Senator Serge Osmeña, chairman of the Committee on Banks, Financial Institutions and Currencies, said Senate Bill No. 3282 aims to allow foreign equity in rural banks as a way to spur countryside development.
"This measure amends Section 4 of Republic Act 7353 and once enacted into law, allows foreign individuals and entities to acquire equity of up to 60% in rural banks," Osmeña said in his sponsorship speech.
At present, Section 4 of RA 7353 allows foreign banks to acquire equity in rural banks but prohibits foreign individuals or foreign entities from doing the same.
"Rural banks need to look beyond their limited resources and take advantage of funds available elsewhere. The opportunity to forge international equity partnerships would put rural banks on a level playing field with its thrift and commercial banking counterparts that are able to take in foreign partners," Osmeña said.

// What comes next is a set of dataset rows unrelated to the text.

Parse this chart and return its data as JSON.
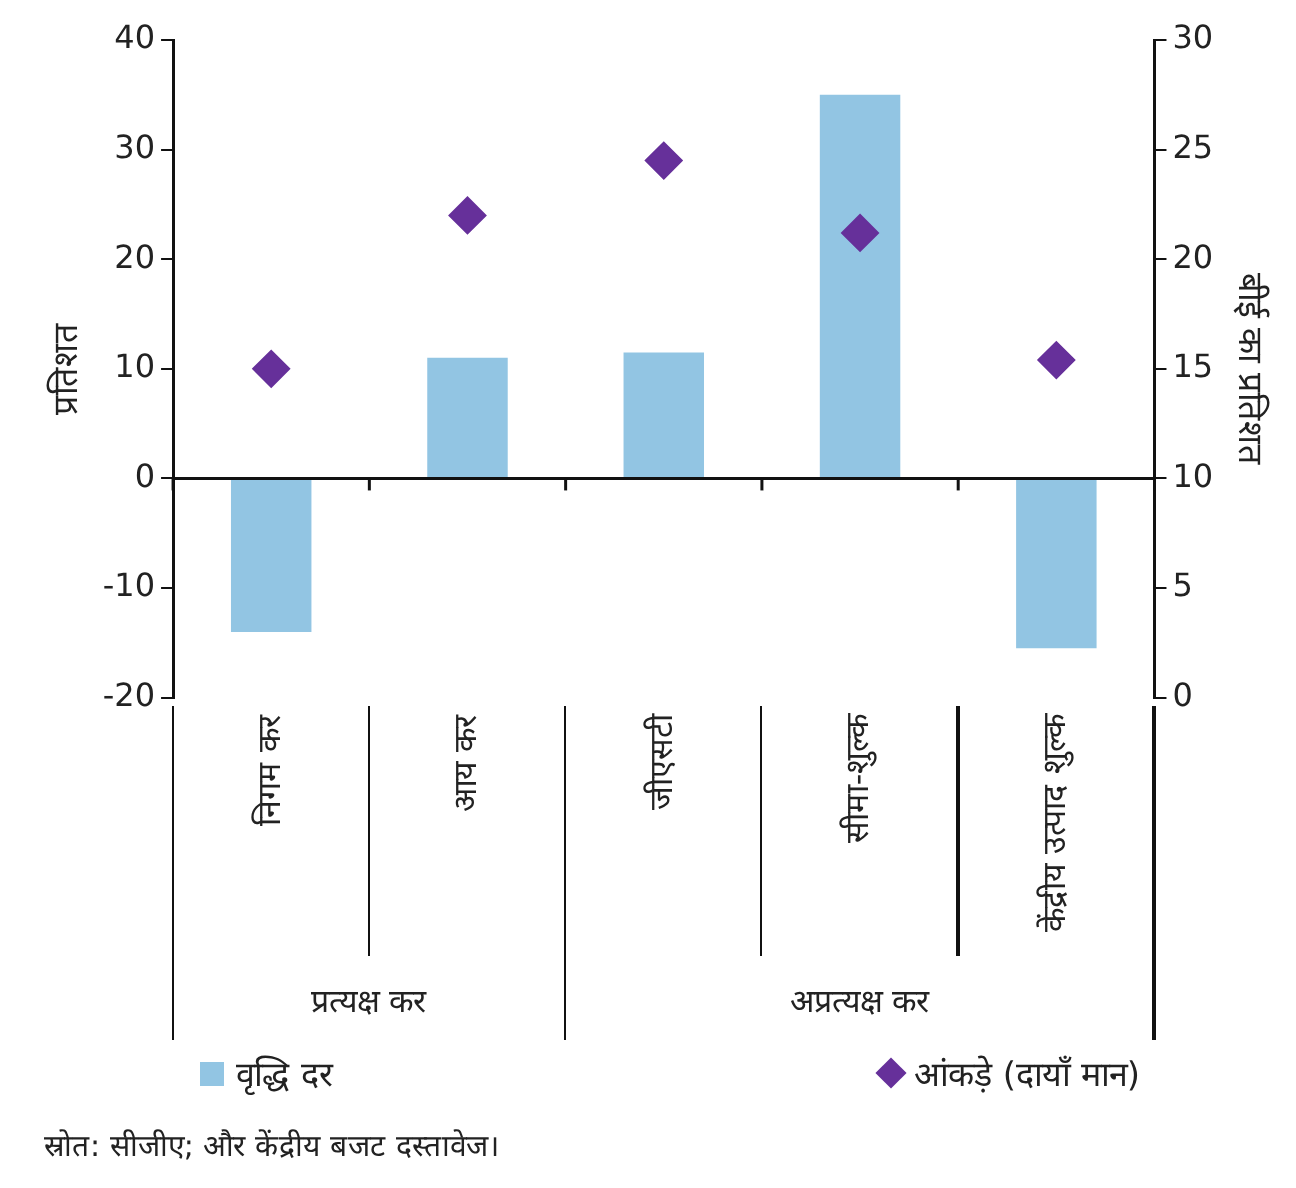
{
  "chart_data": {
    "type": "bar",
    "categories": [
      "निगम कर",
      "आय कर",
      "जीएसटी",
      "सीमा-शुल्क",
      "केंद्रीय उत्पाद शुल्क"
    ],
    "series": [
      {
        "name": "वृद्धि दर",
        "type": "bar",
        "color": "#92c5e3",
        "values": [
          -14,
          11,
          11.5,
          35,
          -15.5
        ]
      },
      {
        "name": "आंकड़े (दायाँ मान)",
        "type": "scatter",
        "axis": "y2",
        "color": "#66309a",
        "marker": "diamond",
        "x": [
          "निगम कर",
          "आय कर",
          "जीएसटी",
          "सीमा-शुल्क",
          "केंद्रीय उत्पाद शुल्क"
        ],
        "values": [
          15,
          22,
          24.5,
          21.2,
          15.4
        ]
      }
    ],
    "ylabel": "प्रतिशत",
    "y2label": "बीई का प्रतिशत",
    "ylim": [
      -20,
      40
    ],
    "yticks": [
      -20,
      -10,
      0,
      10,
      20,
      30,
      40
    ],
    "y2lim": [
      0,
      30
    ],
    "y2ticks": [
      0,
      5,
      10,
      15,
      20,
      25,
      30
    ],
    "grid": false,
    "ref_lines": [
      {
        "axis": "y",
        "value": 0,
        "color": "#111111"
      }
    ],
    "legend": "bottom",
    "annotations": [
      "प्रत्यक्ष कर",
      "अप्रत्यक्ष कर",
      "स्रोत: सीजीए; और केंद्रीय बजट दस्तावेज।"
    ]
  }
}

The senator emphasized the importance of the rural banking industry. "Total assets as of end September 2011 reached P169 billion, 9.2 percent higher than the P155 billion recorded in the previous year," he said.
Even with the high capital adequacy ratio, Osmeña said a Bangko Sentral report showed that only 482 out of the total 565 rural banks were able to comply with the minimum amount of capital requirement. He said this is why foreign equity investments are needed by rural banks.
"(The bill) will stimulate more activity among rural banks by creating an environment that is beneficial to foreign investors, local banking patrons and the national economy," he said.